Have students draw out a rough sketch of their dream home on paper. To encourage students beyond the stereotypical form, have them consider multiple entrances and windows (on the roof, underground, etc.), bridges to link to other homes, etc.
Ask students to glue the pre-cut shapes on their paper in a patterned manner to display symmetry or asymmetry.
Students can use markers/crayons to embellish. Remind them that all of their shapes and drawing must be on the home.
Have students cut out their homes from the background paper.
Display each home around a green space (green or white construction paper depending on the season).
Take it Further
Ask students to name their neighbourhood.

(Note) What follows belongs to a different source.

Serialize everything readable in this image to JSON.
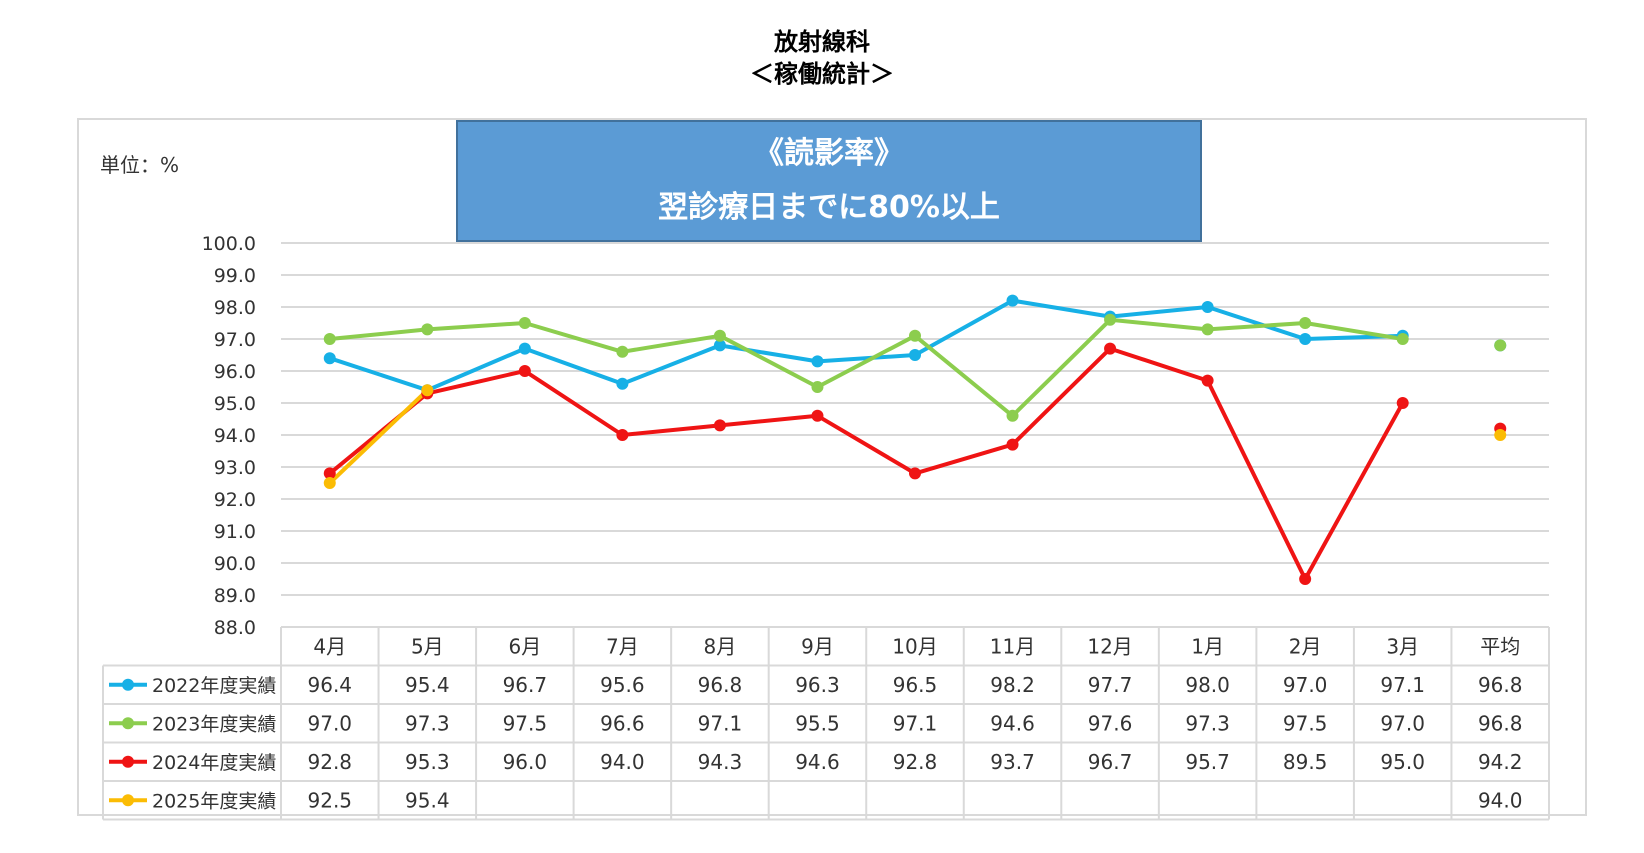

Unify the neighbourhood by adding embellishments such as telephone wires, snow (from cotton balls), sidewalks, lights, etc.
The student uses pattern with symmetry or asymmetry but does not demonstrate an understanding of the difference.
The student demonstrates understanding of the difference between symmetry and asymmetry and uses it in a pattern.
The student demonstrates thorough understanding of the difference between symmetry and asymmetry and uses it effectively in a pattern.
The student uses few of the materials provided and techniques shown to produce his/her image.
The student uses a variety of the materials provided and techniques shown to produce his/her image.
The student uses all of the materials provided and techniques shown to produce his/her image.
The student is able to apply little of the grade appropriate terminology when describing his/her image.
The student is able to apply a variety of the grade appropriate terminology when describing his/her image.
The student is able to apply all of the grade appropriate terminology when describing his/her image.